Home Fries – For the sake of argument, I’m going to say it all depends on the cook, as to how home fries are prepared and presented on your plate. Typically the potato is first boiled or baked and left to cool in the fridge. Then, once cold, they are sliced up into mouth sized chunks, seasoned with pepper, salt, and maybe a splash of paprika or oregano, and stir fried with onion and green peppers in oil.

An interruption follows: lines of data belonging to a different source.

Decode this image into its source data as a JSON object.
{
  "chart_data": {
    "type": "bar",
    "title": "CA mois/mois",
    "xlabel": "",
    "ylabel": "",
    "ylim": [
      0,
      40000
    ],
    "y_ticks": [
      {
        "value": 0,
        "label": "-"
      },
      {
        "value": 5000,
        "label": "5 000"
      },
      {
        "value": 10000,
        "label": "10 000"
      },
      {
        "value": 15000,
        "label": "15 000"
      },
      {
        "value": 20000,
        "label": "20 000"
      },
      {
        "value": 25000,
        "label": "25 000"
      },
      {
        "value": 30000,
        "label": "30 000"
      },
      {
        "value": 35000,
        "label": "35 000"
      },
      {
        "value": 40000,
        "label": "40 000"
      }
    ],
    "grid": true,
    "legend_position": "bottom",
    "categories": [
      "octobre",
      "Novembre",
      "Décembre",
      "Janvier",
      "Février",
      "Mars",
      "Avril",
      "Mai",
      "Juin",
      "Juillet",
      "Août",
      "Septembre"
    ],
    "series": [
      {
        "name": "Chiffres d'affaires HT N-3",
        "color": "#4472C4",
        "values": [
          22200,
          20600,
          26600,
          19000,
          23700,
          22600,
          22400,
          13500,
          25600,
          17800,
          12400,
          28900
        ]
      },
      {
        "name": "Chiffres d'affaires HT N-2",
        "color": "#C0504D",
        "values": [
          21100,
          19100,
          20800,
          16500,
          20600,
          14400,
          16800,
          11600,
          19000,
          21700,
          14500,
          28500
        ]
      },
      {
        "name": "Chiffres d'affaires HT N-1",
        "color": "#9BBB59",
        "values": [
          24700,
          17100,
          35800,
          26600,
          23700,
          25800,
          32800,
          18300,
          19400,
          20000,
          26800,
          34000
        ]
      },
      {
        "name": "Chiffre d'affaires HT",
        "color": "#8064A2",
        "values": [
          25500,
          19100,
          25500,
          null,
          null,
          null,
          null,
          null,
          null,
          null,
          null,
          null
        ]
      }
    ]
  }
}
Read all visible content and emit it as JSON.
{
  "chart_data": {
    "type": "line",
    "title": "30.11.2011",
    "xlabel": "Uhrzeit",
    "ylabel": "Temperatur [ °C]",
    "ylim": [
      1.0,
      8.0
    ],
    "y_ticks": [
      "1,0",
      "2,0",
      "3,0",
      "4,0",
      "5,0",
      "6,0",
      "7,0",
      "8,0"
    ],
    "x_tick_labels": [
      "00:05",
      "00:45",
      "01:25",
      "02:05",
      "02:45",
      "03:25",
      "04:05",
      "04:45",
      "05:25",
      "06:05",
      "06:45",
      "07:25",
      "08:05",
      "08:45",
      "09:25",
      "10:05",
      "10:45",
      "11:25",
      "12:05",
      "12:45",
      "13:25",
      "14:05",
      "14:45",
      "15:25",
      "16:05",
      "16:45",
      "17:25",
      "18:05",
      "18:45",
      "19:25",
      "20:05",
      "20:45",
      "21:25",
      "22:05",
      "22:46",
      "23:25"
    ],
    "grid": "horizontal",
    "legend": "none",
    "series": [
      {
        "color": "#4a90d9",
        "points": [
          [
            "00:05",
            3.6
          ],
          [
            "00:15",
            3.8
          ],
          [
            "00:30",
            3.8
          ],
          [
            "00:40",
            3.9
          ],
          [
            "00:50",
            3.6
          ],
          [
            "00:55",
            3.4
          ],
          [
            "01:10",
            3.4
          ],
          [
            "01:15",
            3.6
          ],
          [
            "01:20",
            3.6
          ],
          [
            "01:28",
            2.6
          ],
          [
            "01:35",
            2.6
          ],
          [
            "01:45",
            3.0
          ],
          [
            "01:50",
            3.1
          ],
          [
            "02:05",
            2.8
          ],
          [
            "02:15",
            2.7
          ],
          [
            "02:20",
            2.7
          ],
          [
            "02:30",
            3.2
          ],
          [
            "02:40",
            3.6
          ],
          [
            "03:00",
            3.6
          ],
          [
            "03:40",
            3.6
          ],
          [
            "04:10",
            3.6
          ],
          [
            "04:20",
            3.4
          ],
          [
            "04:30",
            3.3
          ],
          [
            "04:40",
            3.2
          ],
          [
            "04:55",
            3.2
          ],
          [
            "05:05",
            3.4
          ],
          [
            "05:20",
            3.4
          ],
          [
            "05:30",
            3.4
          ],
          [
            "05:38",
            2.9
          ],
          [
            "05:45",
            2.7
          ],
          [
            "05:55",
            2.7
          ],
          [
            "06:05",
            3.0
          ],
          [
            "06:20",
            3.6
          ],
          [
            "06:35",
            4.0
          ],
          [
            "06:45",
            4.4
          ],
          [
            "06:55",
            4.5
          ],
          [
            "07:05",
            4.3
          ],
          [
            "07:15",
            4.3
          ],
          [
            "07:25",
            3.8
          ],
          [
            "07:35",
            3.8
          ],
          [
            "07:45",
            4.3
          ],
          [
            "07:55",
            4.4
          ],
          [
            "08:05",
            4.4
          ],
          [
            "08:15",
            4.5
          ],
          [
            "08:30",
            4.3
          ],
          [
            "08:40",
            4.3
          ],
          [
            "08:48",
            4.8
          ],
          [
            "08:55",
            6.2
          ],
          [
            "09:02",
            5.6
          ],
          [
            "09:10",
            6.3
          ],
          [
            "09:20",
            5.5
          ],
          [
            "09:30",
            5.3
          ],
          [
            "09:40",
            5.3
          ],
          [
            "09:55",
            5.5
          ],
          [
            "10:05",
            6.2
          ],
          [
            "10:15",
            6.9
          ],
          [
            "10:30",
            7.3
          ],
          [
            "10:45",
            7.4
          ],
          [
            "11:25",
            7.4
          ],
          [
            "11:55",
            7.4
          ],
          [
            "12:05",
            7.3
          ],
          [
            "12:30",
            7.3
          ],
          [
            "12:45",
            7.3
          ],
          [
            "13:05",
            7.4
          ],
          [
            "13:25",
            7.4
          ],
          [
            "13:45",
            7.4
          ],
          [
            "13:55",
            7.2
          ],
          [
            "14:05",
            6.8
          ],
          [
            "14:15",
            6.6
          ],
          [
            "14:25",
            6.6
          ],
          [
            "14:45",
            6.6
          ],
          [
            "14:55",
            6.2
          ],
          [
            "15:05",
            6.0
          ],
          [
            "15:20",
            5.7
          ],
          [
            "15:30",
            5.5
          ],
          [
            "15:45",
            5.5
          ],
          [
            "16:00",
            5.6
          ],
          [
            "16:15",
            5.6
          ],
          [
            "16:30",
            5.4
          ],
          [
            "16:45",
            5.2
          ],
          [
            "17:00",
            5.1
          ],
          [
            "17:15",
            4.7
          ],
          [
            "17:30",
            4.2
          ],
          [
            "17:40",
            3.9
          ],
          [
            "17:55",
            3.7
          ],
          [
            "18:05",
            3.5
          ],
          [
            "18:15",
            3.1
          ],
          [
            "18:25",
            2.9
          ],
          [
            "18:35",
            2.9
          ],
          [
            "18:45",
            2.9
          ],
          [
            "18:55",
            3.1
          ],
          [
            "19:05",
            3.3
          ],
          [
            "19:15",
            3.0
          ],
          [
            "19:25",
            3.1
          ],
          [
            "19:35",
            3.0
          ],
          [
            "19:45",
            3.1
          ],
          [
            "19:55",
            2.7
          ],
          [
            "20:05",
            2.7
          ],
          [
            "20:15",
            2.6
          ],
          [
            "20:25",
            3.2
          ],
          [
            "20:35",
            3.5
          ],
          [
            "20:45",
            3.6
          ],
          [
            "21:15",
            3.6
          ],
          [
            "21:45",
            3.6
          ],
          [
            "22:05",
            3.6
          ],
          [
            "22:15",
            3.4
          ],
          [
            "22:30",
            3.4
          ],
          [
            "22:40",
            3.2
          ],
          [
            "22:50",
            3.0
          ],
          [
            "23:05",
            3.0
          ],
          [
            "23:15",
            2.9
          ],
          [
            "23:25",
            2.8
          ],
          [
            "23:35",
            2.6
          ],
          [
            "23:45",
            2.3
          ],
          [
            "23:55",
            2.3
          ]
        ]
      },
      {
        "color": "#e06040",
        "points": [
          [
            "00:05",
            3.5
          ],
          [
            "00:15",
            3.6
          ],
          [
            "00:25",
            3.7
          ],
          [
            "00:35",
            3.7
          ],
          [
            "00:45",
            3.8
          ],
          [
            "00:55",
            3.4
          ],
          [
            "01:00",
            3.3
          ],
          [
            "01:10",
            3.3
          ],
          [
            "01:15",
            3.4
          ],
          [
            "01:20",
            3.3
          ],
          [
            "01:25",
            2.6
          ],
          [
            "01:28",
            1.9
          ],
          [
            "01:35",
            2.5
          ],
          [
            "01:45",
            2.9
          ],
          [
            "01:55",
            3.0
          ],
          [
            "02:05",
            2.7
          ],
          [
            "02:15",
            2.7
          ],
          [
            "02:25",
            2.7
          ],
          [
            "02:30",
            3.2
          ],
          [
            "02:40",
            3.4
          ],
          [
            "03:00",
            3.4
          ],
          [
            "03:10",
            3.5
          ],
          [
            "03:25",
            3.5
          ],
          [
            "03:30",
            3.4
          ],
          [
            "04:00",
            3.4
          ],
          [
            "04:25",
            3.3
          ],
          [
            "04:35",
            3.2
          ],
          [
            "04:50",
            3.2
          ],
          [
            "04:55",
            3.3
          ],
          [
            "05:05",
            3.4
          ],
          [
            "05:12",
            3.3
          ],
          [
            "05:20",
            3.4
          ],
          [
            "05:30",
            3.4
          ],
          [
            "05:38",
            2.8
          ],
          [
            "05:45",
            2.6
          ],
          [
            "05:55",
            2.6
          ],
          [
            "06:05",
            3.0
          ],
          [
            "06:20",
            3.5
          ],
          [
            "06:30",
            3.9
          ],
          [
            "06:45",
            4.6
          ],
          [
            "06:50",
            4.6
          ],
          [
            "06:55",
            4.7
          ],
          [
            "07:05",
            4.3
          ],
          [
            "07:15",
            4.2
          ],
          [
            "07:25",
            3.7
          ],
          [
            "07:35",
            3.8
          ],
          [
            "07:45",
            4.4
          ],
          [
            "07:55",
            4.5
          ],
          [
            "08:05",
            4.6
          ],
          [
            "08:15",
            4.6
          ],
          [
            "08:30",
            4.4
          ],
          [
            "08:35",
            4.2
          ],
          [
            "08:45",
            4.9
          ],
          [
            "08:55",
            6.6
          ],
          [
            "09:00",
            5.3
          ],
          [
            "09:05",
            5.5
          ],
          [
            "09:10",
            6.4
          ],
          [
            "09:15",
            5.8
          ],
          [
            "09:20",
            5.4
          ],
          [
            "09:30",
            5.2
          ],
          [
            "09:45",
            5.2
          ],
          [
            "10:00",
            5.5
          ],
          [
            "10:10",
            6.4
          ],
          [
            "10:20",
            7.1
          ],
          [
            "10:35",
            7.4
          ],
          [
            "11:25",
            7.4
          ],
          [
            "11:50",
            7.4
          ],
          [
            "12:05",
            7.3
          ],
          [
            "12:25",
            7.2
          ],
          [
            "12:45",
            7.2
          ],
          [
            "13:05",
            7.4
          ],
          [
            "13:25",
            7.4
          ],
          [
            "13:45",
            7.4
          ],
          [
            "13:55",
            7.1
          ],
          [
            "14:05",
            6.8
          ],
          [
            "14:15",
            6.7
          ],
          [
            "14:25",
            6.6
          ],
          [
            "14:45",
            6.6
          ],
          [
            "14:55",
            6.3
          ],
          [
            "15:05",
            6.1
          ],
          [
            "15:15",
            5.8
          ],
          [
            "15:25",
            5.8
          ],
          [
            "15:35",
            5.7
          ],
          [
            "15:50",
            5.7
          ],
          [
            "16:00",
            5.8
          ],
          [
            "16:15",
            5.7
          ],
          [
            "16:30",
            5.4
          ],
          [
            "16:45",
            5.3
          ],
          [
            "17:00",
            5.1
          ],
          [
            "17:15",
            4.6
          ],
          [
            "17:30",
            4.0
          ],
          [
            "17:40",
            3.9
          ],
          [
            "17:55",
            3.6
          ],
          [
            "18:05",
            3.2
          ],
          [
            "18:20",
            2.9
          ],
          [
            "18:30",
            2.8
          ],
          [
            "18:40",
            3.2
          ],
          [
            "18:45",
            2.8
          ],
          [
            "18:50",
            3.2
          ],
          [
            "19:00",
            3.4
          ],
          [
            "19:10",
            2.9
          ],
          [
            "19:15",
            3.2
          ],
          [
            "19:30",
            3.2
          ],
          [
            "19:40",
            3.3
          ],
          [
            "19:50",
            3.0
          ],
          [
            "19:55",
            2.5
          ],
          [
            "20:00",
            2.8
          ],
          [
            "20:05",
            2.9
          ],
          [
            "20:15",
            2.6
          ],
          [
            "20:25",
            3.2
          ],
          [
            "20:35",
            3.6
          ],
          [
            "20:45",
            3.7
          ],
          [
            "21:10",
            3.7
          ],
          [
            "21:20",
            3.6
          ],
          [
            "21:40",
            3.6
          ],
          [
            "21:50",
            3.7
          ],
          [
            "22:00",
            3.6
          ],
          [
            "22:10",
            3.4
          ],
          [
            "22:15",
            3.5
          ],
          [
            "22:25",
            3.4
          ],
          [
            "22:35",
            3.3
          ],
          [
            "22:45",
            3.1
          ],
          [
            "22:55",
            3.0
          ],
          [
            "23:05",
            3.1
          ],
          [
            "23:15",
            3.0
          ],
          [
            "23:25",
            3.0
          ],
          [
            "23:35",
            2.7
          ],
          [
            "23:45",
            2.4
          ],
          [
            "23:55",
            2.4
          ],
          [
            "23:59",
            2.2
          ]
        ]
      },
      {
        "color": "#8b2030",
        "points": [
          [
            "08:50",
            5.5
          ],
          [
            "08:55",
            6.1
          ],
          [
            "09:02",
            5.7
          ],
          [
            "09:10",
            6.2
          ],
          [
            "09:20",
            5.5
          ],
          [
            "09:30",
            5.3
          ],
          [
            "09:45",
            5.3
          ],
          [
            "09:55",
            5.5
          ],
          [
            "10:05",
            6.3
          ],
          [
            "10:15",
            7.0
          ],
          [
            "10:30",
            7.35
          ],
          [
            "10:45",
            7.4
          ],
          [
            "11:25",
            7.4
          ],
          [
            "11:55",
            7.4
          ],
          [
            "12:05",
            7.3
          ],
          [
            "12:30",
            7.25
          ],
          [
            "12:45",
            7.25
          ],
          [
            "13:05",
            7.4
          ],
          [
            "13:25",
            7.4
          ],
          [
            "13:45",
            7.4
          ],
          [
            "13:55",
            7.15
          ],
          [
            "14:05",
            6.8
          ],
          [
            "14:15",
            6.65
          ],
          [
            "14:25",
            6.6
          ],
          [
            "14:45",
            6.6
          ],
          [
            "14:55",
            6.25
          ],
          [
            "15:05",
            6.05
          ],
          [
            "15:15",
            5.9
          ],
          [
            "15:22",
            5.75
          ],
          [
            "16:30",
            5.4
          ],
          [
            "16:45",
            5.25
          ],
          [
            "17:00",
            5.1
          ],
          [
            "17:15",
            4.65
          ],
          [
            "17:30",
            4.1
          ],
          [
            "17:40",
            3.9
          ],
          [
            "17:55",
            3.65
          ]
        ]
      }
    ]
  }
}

Hash Browns – Using a shredder or a well placed meat cleaver, the cook shreds up a raw potato into thin little strips. Then, he adds some minced onion and possibly some chopped green peppers. Then they are formed into a patty of sorts, flattened with a spatula, and fried in oil until done and crispy. Not much different than home fries, but possibly a bit neater.

Now, there you have it!

Oops! Almost forgot the bread! Darn!

Toast – Likely on a Hungry Man’s menu you’re going to find TEXAS TOAST, cause well…everything’s big in Texas, right? Ha! All Texas toast is is a thicker slice of bread, usually about an inch or inch and a half in diameter, toasted soft, and slathered in butter. Defibrillator please!

Then, toast isn’t toast for breakfast without jam or jelly. Preserves, they call them and they come in a variety of flavors like Strawberry, Cherry, Blueberry, Blackberry, Orange marmalade, Grape, and any other fruit you can think of. Usually the waitress will plop down some condiment tray with extra butter and a large selection of jams and jellies to choose from.

I’m not going to get into bagels since real men don’t eat bagels. And even English muffins are not often seen on a traditional American breakfast menu. But, I’d be hard pressed to turn down a Thomas’s English muffin with all those nooks and crannies to hold all that melted butter and jam or jelly! Ha!

There you have it. Yes, I’ve left out pancakes, Eggs Benedict, Blood pudding, bagels with cream cheese and lox, and waffles….because they just aren’t your common part of a Hungry Man’s breakfast.

I welcome any comments from readers, and would love to hear about other ethnic breakfast items. The Full Monty in England isn’t too far off the mark of the American Breakfast and is well known as a cholesterol nightmare.

So stick that drooling tongue back in your mouth and go get some breakfast! You deserve it!